Afternoon all. I had an issue today where 2 of my programs will no longer load my cad model, and one of them wont open at all. All of our programs are saved onto the company's network. They have spent a lot of money on the network so I know its top end. That being said has anyone ever had trouble saving and running programs off of a network? The 2 programs are rather large and I would rather not have to reprogram 1 or both of them.
  • I've run off a network for over a decade without any issues.
  • We run off of a network. No issues.

    I would make sure windows permissions haven't been updated.
  • If only those two programs are having trouble and you're still able to run other programs off of the network, then the culprit would be those programs and not your network?

    Do they run fine if you copy them locally?

    I've had an occasional program throw a serialization error when something drastic happened, like a power failure during a high-density scan calculation which corrupted the entire program. Which then required a restore from our network backup system. This has largely gone away since I've made all the network programs Read Only.
  • Afternoon all. I had an issue today where 2 of my programs will no longer load my cad model, and one of them wont open at all. All of our programs are saved onto the company's network. They have spent a lot of money on the network so I know its top end. That being said has anyone ever had trouble saving and running programs off of a network? The 2 programs are rather large and I would rather not have to reprogram 1 or both of them.

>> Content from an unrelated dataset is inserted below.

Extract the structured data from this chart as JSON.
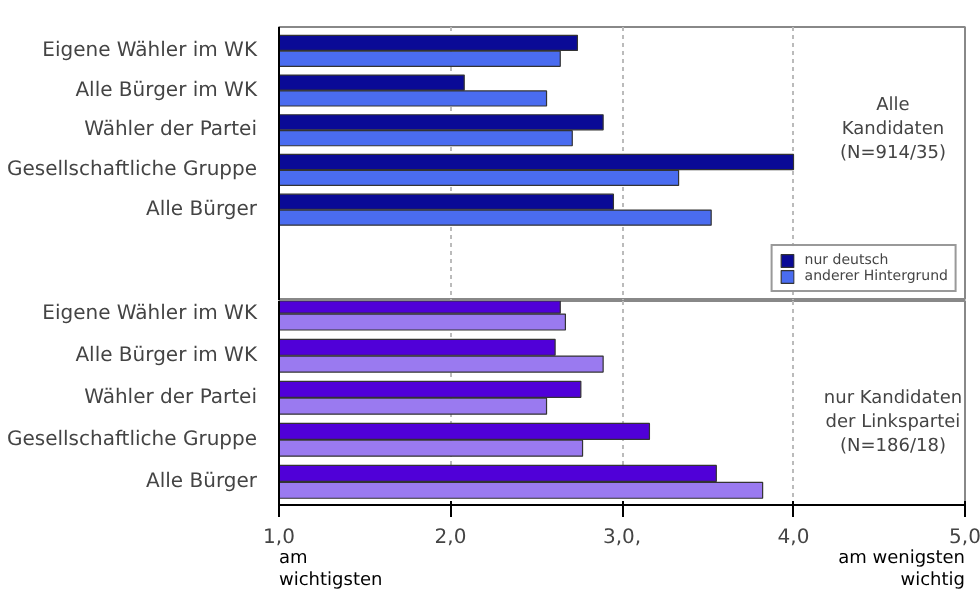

    No CAD, then can not open at all. Restart your PC
  • Only times I've had issues pulling up a program is when IT was messing around in the servers or when the servers crashed. They supposedly spent a lot of money on the network as well. Rolling eyes
    I'd check the network status and see if your connected to the drive you keep your programs on. Don't bother asking for tech help until you restart your PC because that's the first thing, they will ask you to try.
    Also, just off chance check to make sure the programs name wasn't changed by someone.
  • We run off of a network here too, and I've never experienced any issues at all. If someone messes up a program or deletes it or it gets corrupted, I just have IT restore it from backups. The drive they are stored on is backed up daily. Your IT dept should be backing up your programs as well. If they don't, then I HIGHLY recommend that they start. It has saved me so many times!
  • In service I've seen over 100 cases of programs being corrupted from network issues. It doesn't matter how great your network is it's something you have no control over. A disconnection at the wrong time can ruin a program. This is something you should do at your own risk
  • In service I've seen over 100 cases of programs being corrupted from network issues. It doesn't matter how great your network is it's something you have no control over. A disconnection at the wrong time can ruin a program. This is something you should do at your own risk



    This is 100% why we save "Masters" to the network. open pcd, save to local, run program from local save data to local then COPY to network, verify copy is complete delete local. if network goes down we are still running parts.
  • In service I've seen over 100 cases of programs being corrupted from network issues. It doesn't matter how great your network is it's something you have no control over. A disconnection at the wrong time can ruin a program. This is something you should do at your own risk


    This worries me greatly. I have seen issues myself, and now the company I work for is trying to make CMM operations "idiot proof". I feel a disaster coming. they intend to totally automate all the processes to the point of "all you have to do is put the part on the fixture and hit the button". Of course there are dozens of different parts and fixtures to create. They intend our brand new Global Blue to be run by any and everyone! Oh well, all I can do is write the programs.